Manchmal ist Veränderung ein Espresso, der nicht bestellt wird, ein Buch, das nicht gelesen wird. So sieht das Robin Gosens. Gosens ist Fußballer, einer, den die Deutschen gerade erst kennenlernen, dabei spielt der 25-Jährige schon seit zwei Jahren für den italienischen Verein Atalanta Bergamo.

Weil Gosens schon lange denkt, immer nur Fußball sei ihm zu wenig, hat er sich nach dem Training häufiger in eines der vielen Cafés in Bergamo gesetzt, einer 120.000-Einwohner-Stadt nordöstlich von Mailand, um ein Buch zu lesen.  

Doch jetzt, wo der Club sich zum ersten Mal für die Champions League qualifiziert hat und aus dem unbekannten deutschen Back-up eine wichtige Stammkraft als Linksverteidiger geworden ist, geht das nicht mehr so einfach: in einem Café sitzen, Espresso trinken und in aller Ruhe lesen. Immer öfter, sagt Gosens in einem Skype-Videotelefonat, werde er von fremden Menschen angesprochen, auf seine Entwicklung und die des Vereins. Natürlich freue er sich darüber, sagt er. Aber seine Bücher, die liest Gosens wieder zu Hause.

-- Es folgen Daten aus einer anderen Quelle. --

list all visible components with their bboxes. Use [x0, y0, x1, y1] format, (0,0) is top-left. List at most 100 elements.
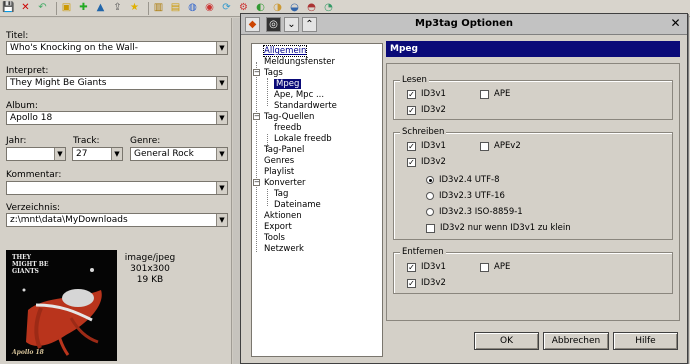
toolbar-separator	[56, 1, 57, 15]
remove-group-title: Entfernen	[400, 247, 446, 257]
write-id3v1-checkbox[interactable]: ✓ ID3v1	[407, 141, 446, 151]
tree-item-export[interactable]: Export	[264, 222, 292, 232]
radio-id3v23-iso[interactable]: ID3v2.3 ISO-8859-1	[426, 207, 523, 217]
tree-item-tag[interactable]: Tag	[274, 189, 288, 199]
tree-item-freedb[interactable]: freedb	[274, 123, 302, 133]
album-cover[interactable]: THEY MIGHT BE GIANTS Apollo 18	[6, 250, 117, 361]
tree-item-aktionen[interactable]: Aktionen	[264, 211, 302, 221]
cover-file-size: 19 KB	[136, 275, 164, 285]
tree-item-ape-mpc[interactable]: Ape, Mpc ...	[274, 90, 324, 100]
tree-item-netzwerk[interactable]: Netzwerk	[264, 244, 304, 254]
tree-item-tools[interactable]: Tools	[264, 233, 285, 243]
save-icon[interactable]: 💾	[2, 2, 15, 15]
chevron-down-icon[interactable]: ▼	[216, 182, 227, 194]
collapse-icon[interactable]: −	[253, 69, 260, 76]
close-icon[interactable]: ✕	[669, 17, 682, 30]
export-icon[interactable]: ⇪	[111, 2, 124, 15]
undo-icon[interactable]: ↶	[36, 2, 49, 15]
collapse-icon[interactable]: −	[253, 179, 260, 186]
comment-field[interactable]: ▼	[6, 181, 228, 195]
cover-album-title: Apollo 18	[12, 349, 44, 356]
help-button[interactable]: Hilfe	[613, 332, 678, 350]
chevron-down-icon[interactable]: ▼	[216, 214, 227, 226]
add-icon[interactable]: ✚	[77, 2, 90, 15]
remove-id3v1-checkbox[interactable]: ✓ ID3v1	[407, 262, 446, 272]
track-label: Track:	[73, 136, 100, 146]
genre-field[interactable]: General Rock ▼	[130, 147, 228, 161]
ok-button[interactable]: OK	[474, 332, 539, 350]
tree-item-dateiname[interactable]: Dateiname	[274, 200, 321, 210]
chevron-down-icon[interactable]: ▼	[216, 148, 227, 160]
write-group-title: Schreiben	[400, 127, 447, 137]
cancel-button[interactable]: Abbrechen	[543, 332, 609, 350]
title-value: Who's Knocking on the Wall-	[10, 43, 138, 53]
checkbox-checked-icon: ✓	[407, 278, 416, 288]
tree-item-playlist[interactable]: Playlist	[264, 167, 294, 177]
up-icon[interactable]: ▲	[94, 2, 107, 15]
comment-label: Kommentar:	[6, 170, 62, 180]
title-label: Titel:	[6, 31, 29, 41]
chevron-down-icon[interactable]: ▼	[216, 42, 227, 54]
web-icon[interactable]: ◍	[186, 2, 199, 15]
radio-id3v23-utf16-label: ID3v2.3 UTF-16	[439, 191, 505, 201]
cover-dimensions: 301x300	[130, 264, 170, 274]
folder-icon[interactable]: ▣	[60, 2, 73, 15]
track-field[interactable]: 27 ▼	[72, 147, 123, 161]
write-apev2-label: APEv2	[494, 141, 521, 151]
tree-guide	[267, 78, 268, 106]
read-group-title: Lesen	[400, 75, 429, 85]
tree-item-tags[interactable]: Tags	[264, 68, 283, 78]
remove-id3v1-label: ID3v1	[421, 262, 446, 272]
directory-field[interactable]: z:\mnt\data\MyDownloads ▼	[6, 213, 228, 227]
collapse-icon[interactable]: −	[253, 113, 260, 120]
chevron-down-icon[interactable]: ▼	[216, 112, 227, 124]
tree-item-standardwerte[interactable]: Standardwerte	[274, 101, 337, 111]
checkbox-unchecked-icon	[480, 141, 489, 151]
options-dialog: ◆ ◎ ⌄ ⌃ Mp3tag Optionen ✕ Allgemein Meld…	[240, 13, 688, 364]
read-ape-checkbox[interactable]: APE	[480, 89, 510, 99]
track-value: 27	[76, 149, 88, 159]
radio-unselected-icon	[426, 192, 434, 200]
tree-item-tag-panel[interactable]: Tag-Panel	[264, 145, 304, 155]
dialog-titlebar[interactable]: ◆ ◎ ⌄ ⌃ Mp3tag Optionen ✕	[241, 14, 687, 35]
write-id3v2-label: ID3v2	[421, 157, 446, 167]
write-apev2-checkbox[interactable]: APEv2	[480, 141, 521, 151]
tree-item-meldungsfenster[interactable]: Meldungsfenster	[264, 57, 335, 67]
checkbox-checked-icon: ✓	[407, 157, 416, 167]
remove-ape-checkbox[interactable]: APE	[480, 262, 510, 272]
radio-id3v24-utf8[interactable]: ID3v2.4 UTF-8	[426, 175, 500, 185]
id3v2-only-if-checkbox[interactable]: ID3v2 nur wenn ID3v1 zu klein	[426, 223, 571, 233]
case-icon[interactable]: ◉	[203, 2, 216, 15]
artist-field[interactable]: They Might Be Giants ▼	[6, 76, 228, 90]
tree-item-genres[interactable]: Genres	[264, 156, 294, 166]
read-id3v2-checkbox[interactable]: ✓ ID3v2	[407, 105, 446, 115]
title-field[interactable]: Who's Knocking on the Wall- ▼	[6, 41, 228, 55]
options-tree[interactable]: Allgemein Meldungsfenster − Tags Mpeg Ap…	[251, 43, 383, 357]
action-icon[interactable]: ⟳	[220, 2, 233, 15]
chevron-down-icon[interactable]: ▼	[111, 148, 122, 160]
tree-item-allgemein[interactable]: Allgemein	[262, 45, 308, 57]
tag-icon[interactable]: ▤	[169, 2, 182, 15]
tree-item-lokale-freedb[interactable]: Lokale freedb	[274, 134, 332, 144]
filter-icon[interactable]: ▥	[152, 2, 165, 15]
directory-value: z:\mnt\data\MyDownloads	[10, 215, 128, 225]
favorite-icon[interactable]: ★	[128, 2, 141, 15]
year-field[interactable]: ▼	[6, 147, 66, 161]
cover-text-line2: MIGHT BE	[12, 261, 49, 268]
read-id3v2-label: ID3v2	[421, 105, 446, 115]
read-id3v1-label: ID3v1	[421, 89, 446, 99]
write-id3v2-checkbox[interactable]: ✓ ID3v2	[407, 157, 446, 167]
chevron-down-icon[interactable]: ▼	[54, 148, 65, 160]
chevron-down-icon[interactable]: ▼	[216, 77, 227, 89]
tree-item-mpeg[interactable]: Mpeg	[274, 79, 302, 89]
radio-id3v23-utf16[interactable]: ID3v2.3 UTF-16	[426, 191, 505, 201]
tree-item-tag-quellen[interactable]: Tag-Quellen	[264, 112, 314, 122]
cover-text-line1: THEY	[12, 254, 31, 261]
delete-icon[interactable]: ✕	[19, 2, 32, 15]
checkbox-checked-icon: ✓	[407, 262, 416, 272]
album-field[interactable]: Apollo 18 ▼	[6, 111, 228, 125]
read-id3v1-checkbox[interactable]: ✓ ID3v1	[407, 89, 446, 99]
tree-item-konverter[interactable]: Konverter	[264, 178, 306, 188]
album-value: Apollo 18	[10, 113, 53, 123]
remove-id3v2-checkbox[interactable]: ✓ ID3v2	[407, 278, 446, 288]
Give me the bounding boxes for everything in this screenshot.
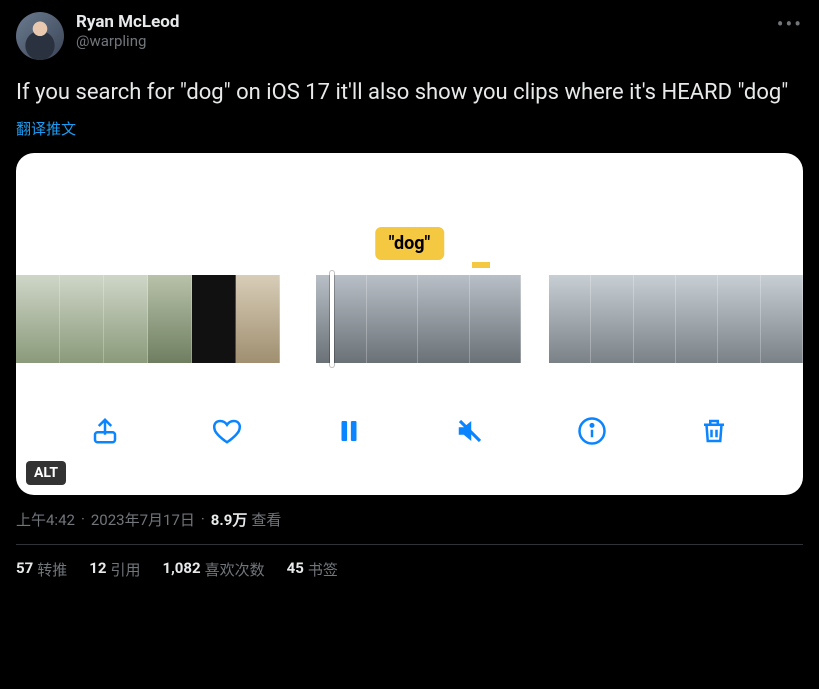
clip-frame bbox=[148, 275, 192, 363]
clip-frame bbox=[316, 275, 367, 363]
clip-frame bbox=[470, 275, 521, 363]
display-name: Ryan McLeod bbox=[76, 12, 179, 32]
divider bbox=[16, 544, 803, 545]
pause-icon[interactable] bbox=[329, 411, 369, 451]
stats-row: 57 转推 12 引用 1,082 喜欢次数 45 书签 bbox=[16, 559, 803, 580]
media-toolbar bbox=[16, 403, 803, 459]
tweet-time[interactable]: 上午4:42 bbox=[16, 509, 75, 530]
translate-link[interactable]: 翻译推文 bbox=[16, 118, 76, 139]
tweet-meta: 上午4:42 · 2023年7月17日 · 8.9万 查看 bbox=[16, 509, 803, 530]
views-label: 查看 bbox=[251, 509, 281, 530]
tweet-text: If you search for "dog" on iOS 17 it'll … bbox=[16, 78, 803, 108]
clip-frame bbox=[634, 275, 676, 363]
author-block[interactable]: Ryan McLeod @warpling bbox=[76, 12, 179, 50]
quotes-count: 12 bbox=[89, 559, 106, 580]
clip-frame bbox=[418, 275, 469, 363]
clip-frame bbox=[761, 275, 803, 363]
heart-icon[interactable] bbox=[207, 411, 247, 451]
avatar[interactable] bbox=[16, 12, 64, 60]
handle: @warpling bbox=[76, 32, 179, 50]
clip-group-3[interactable] bbox=[549, 275, 803, 363]
trash-icon[interactable] bbox=[694, 411, 734, 451]
search-term-badge: "dog" bbox=[375, 227, 445, 260]
quotes-label: 引用 bbox=[110, 559, 140, 580]
likes-count: 1,082 bbox=[162, 559, 200, 580]
clip-frame bbox=[591, 275, 633, 363]
retweets-count: 57 bbox=[16, 559, 33, 580]
clip-frame bbox=[236, 275, 280, 363]
bookmarks-stat[interactable]: 45 书签 bbox=[287, 559, 338, 580]
clips-timeline[interactable] bbox=[16, 275, 803, 363]
retweets-stat[interactable]: 57 转推 bbox=[16, 559, 67, 580]
tweet-date[interactable]: 2023年7月17日 bbox=[91, 509, 195, 530]
info-icon[interactable] bbox=[572, 411, 612, 451]
badge-pointer bbox=[472, 262, 490, 268]
clip-frame bbox=[718, 275, 760, 363]
share-icon[interactable] bbox=[85, 411, 125, 451]
views-count: 8.9万 bbox=[211, 509, 248, 530]
retweets-label: 转推 bbox=[37, 559, 67, 580]
likes-label: 喜欢次数 bbox=[205, 559, 265, 580]
clip-frame bbox=[676, 275, 718, 363]
clip-group-1[interactable] bbox=[16, 275, 280, 363]
clip-frame bbox=[192, 275, 236, 363]
clip-frame bbox=[104, 275, 148, 363]
dot-separator: · bbox=[81, 510, 85, 528]
clip-frame bbox=[60, 275, 104, 363]
clip-frame bbox=[549, 275, 591, 363]
mute-icon[interactable] bbox=[450, 411, 490, 451]
quotes-stat[interactable]: 12 引用 bbox=[89, 559, 140, 580]
bookmarks-label: 书签 bbox=[308, 559, 338, 580]
clip-frame bbox=[16, 275, 60, 363]
dot-separator: · bbox=[201, 510, 205, 528]
clip-frame bbox=[367, 275, 418, 363]
more-icon[interactable]: ••• bbox=[777, 12, 803, 36]
tweet-header: Ryan McLeod @warpling ••• bbox=[16, 12, 803, 60]
clip-group-2[interactable] bbox=[316, 275, 521, 363]
media-card[interactable]: "dog" bbox=[16, 153, 803, 495]
bookmarks-count: 45 bbox=[287, 559, 304, 580]
likes-stat[interactable]: 1,082 喜欢次数 bbox=[162, 559, 264, 580]
alt-badge[interactable]: ALT bbox=[26, 461, 66, 485]
playhead[interactable] bbox=[330, 271, 334, 367]
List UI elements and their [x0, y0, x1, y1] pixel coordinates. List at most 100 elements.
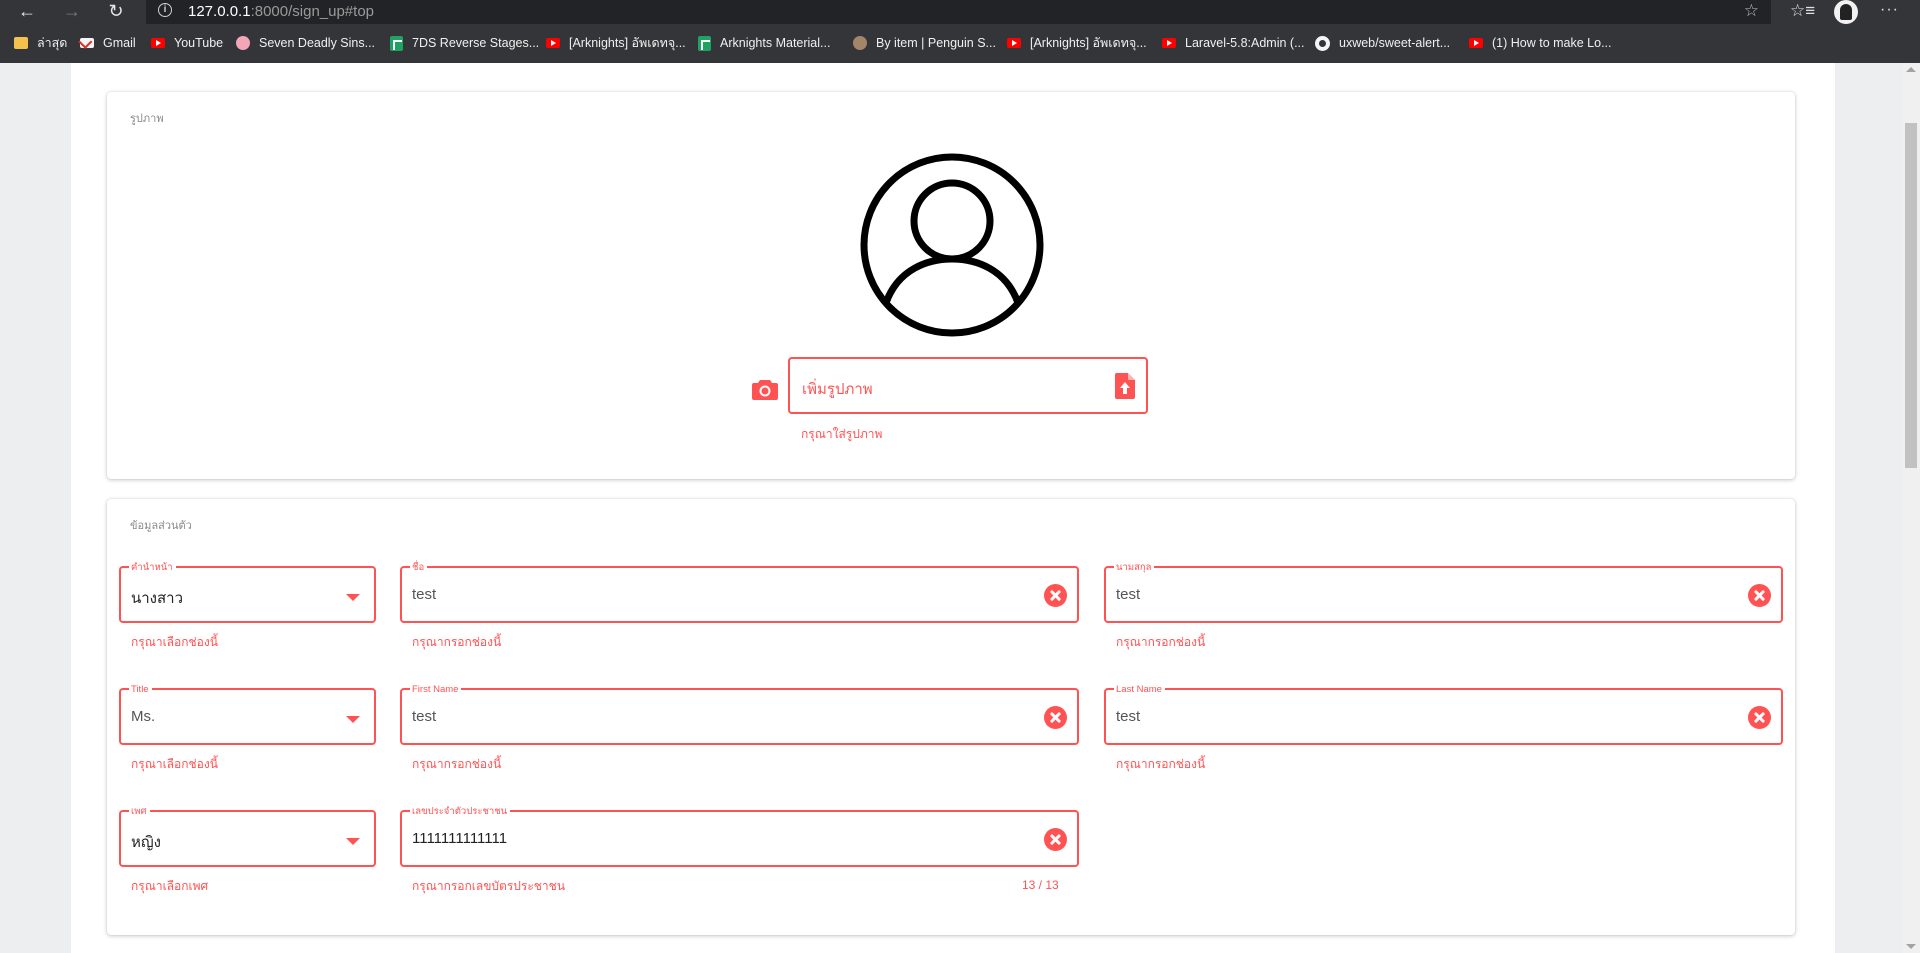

Es ist eine Geschichte von vielen, die Gosens erzählt, wenn man ihn fragt, wie sich sein Leben in den vergangenen Monaten verändert habe. Seine Geschichte ist eine, die im modernen Fußball eigentlich nicht mehr vorgesehen ist. In einem Nachwuchsleistungszentrum war Gosens nie, Fußball bedeutete für ihn lange ein Hobby. Training hatte er zweimal die Woche.  

Und doch lebt Gosens gerade den Traum von Millionen Kindern und Jugendlichen. In dieser Woche ist Champions League und Atalanta Bergamo spielt gegen Pep Guardiolas Manchester City. Dienstagabend, Flutlicht, 55.000 Zuschauer im Etihad Stadium, die ganz große Fußballbühne. "Wahnsinn", sagt Gosens, der Spätzünder. "Manchmal frage ich mich: Robin, wat machst du hier?" 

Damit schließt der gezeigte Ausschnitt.